L’Afrique fait face à une dépendance critique : plus de 80 % de ses engrais sont importés pour répondre à une consommation annuelle de 30 millions de tonnes. Cette vulnérabilité expose les agriculteurs aux fluctuations des prix mondiaux et aux crises géopolitiques, mettant en péril les semences et les récoltes. Entre construction d’usines locales et essor des engrais organiques, le continent cherche à sécuriser son approvisionnement et à rendre son agriculture plus autonome et durable.
En Afrique, plus de 80 % des engrais sont importés, rendant les agriculteurs vulnérables aux fluctuations mondiales. Avec 30 millions de tonnes consommées chaque année, les hausses de prix, amplifiées par la guerre en Ukraine et les perturbations commerciales comme autour du détroit d’Hormuz, mettent les exploitations locales sous forte pression.
On a introduit le « bulk process process » pour faire des achats groupés d’engrais. L’urée, par exemple, va en importer 120 000 tonnes. En faisant seulement du groupage, on a économisé quelque chose comme 600 millions, qui tombent dans la poche de l’agriculteur.

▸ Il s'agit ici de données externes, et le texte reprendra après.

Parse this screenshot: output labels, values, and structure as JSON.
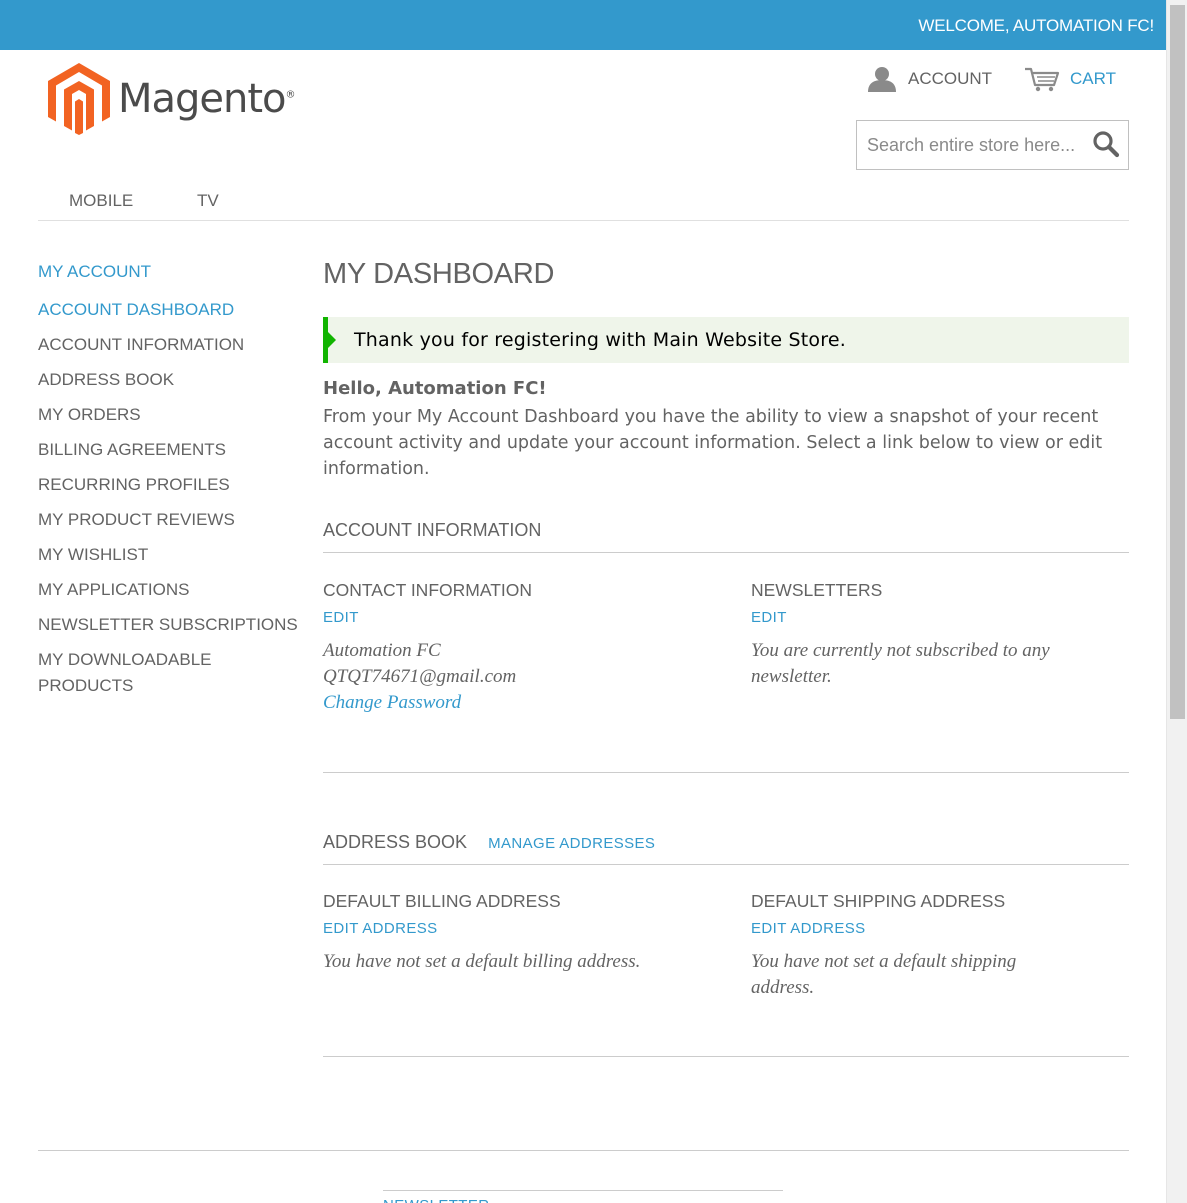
{
  "header": {
    "welcome": "WELCOME, AUTOMATION FC!",
    "logo_text": "Magento",
    "logo_mark": "®",
    "account_label": "ACCOUNT",
    "cart_label": "CART",
    "search_placeholder": "Search entire store here..."
  },
  "nav": {
    "items": [
      {
        "label": "MOBILE"
      },
      {
        "label": "TV"
      }
    ]
  },
  "sidebar": {
    "title": "MY ACCOUNT",
    "items": [
      {
        "label": "ACCOUNT DASHBOARD"
      },
      {
        "label": "ACCOUNT INFORMATION"
      },
      {
        "label": "ADDRESS BOOK"
      },
      {
        "label": "MY ORDERS"
      },
      {
        "label": "BILLING AGREEMENTS"
      },
      {
        "label": "RECURRING PROFILES"
      },
      {
        "label": "MY PRODUCT REVIEWS"
      },
      {
        "label": "MY WISHLIST"
      },
      {
        "label": "MY APPLICATIONS"
      },
      {
        "label": "NEWSLETTER SUBSCRIPTIONS"
      },
      {
        "label": "MY DOWNLOADABLE PRODUCTS"
      }
    ]
  },
  "main": {
    "title": "MY DASHBOARD",
    "success_message": "Thank you for registering with Main Website Store.",
    "hello": "Hello, Automation FC!",
    "intro": "From your My Account Dashboard you have the ability to view a snapshot of your recent account activity and update your account information. Select a link below to view or edit information.",
    "account_info": {
      "heading": "ACCOUNT INFORMATION",
      "contact": {
        "title": "CONTACT INFORMATION",
        "edit": "EDIT",
        "name": "Automation FC",
        "email": "QTQT74671@gmail.com",
        "change_password": "Change Password"
      },
      "newsletters": {
        "title": "NEWSLETTERS",
        "edit": "EDIT",
        "text": "You are currently not subscribed to any newsletter."
      }
    },
    "address_book": {
      "heading": "ADDRESS BOOK",
      "manage": "MANAGE ADDRESSES",
      "billing": {
        "title": "DEFAULT BILLING ADDRESS",
        "edit": "EDIT ADDRESS",
        "text": "You have not set a default billing address."
      },
      "shipping": {
        "title": "DEFAULT SHIPPING ADDRESS",
        "edit": "EDIT ADDRESS",
        "text": "You have not set a default shipping address."
      }
    }
  },
  "footer": {
    "newsletter": "NEWSLETTER"
  },
  "colors": {
    "accent": "#3399cc",
    "success": "#11b400",
    "success_bg": "#eff5ea",
    "logo_orange": "#f26322"
  }
}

On a aussi optimisé, renégocié les termes avec les ICS. Sur chaque tonne d’engrais NPK, on va économiser entre 5 000 et 10 000. Donc seulement avec ces innovations-là, l’économie seulement sur les achats va dépasser les 1 milliard.
Mabouba Diagne, Ministre de l’Agriculture du Sénégal
L’Éthiopie, l’un des plus grands consommateurs d’engrais en Afrique avec 2,32 millions de tonnes importées en 2024, connaît un manque d’intrants en pleine saison de plantation, poussant le gouvernement à mettre en place des solutions d’urgence pour approvisionner les agriculteurs. Des initiatives, comme la construction d’une grande usine d’engrais azotés d’une capacité annuelle de 3 millions de tonnes par Aliko Dangote, visent à développer la production locale, réduire la dépendance aux importations et améliorer l’approvisionnement.
Nous nous sommes mobilisés en réponse au challenge de la guerre qui freine l’importation d’intrants de fertilisants en Afrique. C’est ainsi que nous sommes arrivés au Zimbabwe et avons collaboré avec L’IFFM en utilisant les garanties de crédits pour un prix moyen de 4,3 millions de dollars.
Noel Ujeneza, Consultant en agriculture
Au-delà des grandes usines, l’Afrique mise de plus en plus sur des solutions agricoles durables. Le marché des engrais organiques et biofertilisants a atteint près de 287 millions de dollars en 2024 et devrait croître à 420 millions de dollars d’ici 2029, reflétant un intérêt croissant pour ces intrants adaptés aux sols africains. Ces solutions améliorent la fertilité des terres tout en réduisant l’empreinte climatique.
L’urée, un fertilisant que nous produisons, a récemment fait l’objet d’une large distribution. Au cours des derniers jours, nous avons réussi à l’exporter vers la plupart des pays africains, ce qui n’était pas le cas auparavant.
Aliko Dangote, Fondateur de Dangote Fertiliser Ltd
Pour soutenir cette transition des programmes de formation dans 19 pays africains aident agriculteurs et jeunes agritech à adopter le compostage, les engrais verts et l’agroécologie. Dans un contexte d’instabilité mondiale, les experts soulignent l’urgence pour l’Afrique de renforcer son autonomie en intrants agricoles, via des politiques ambitieuses, des infrastructures solides et des partenariats public-privé.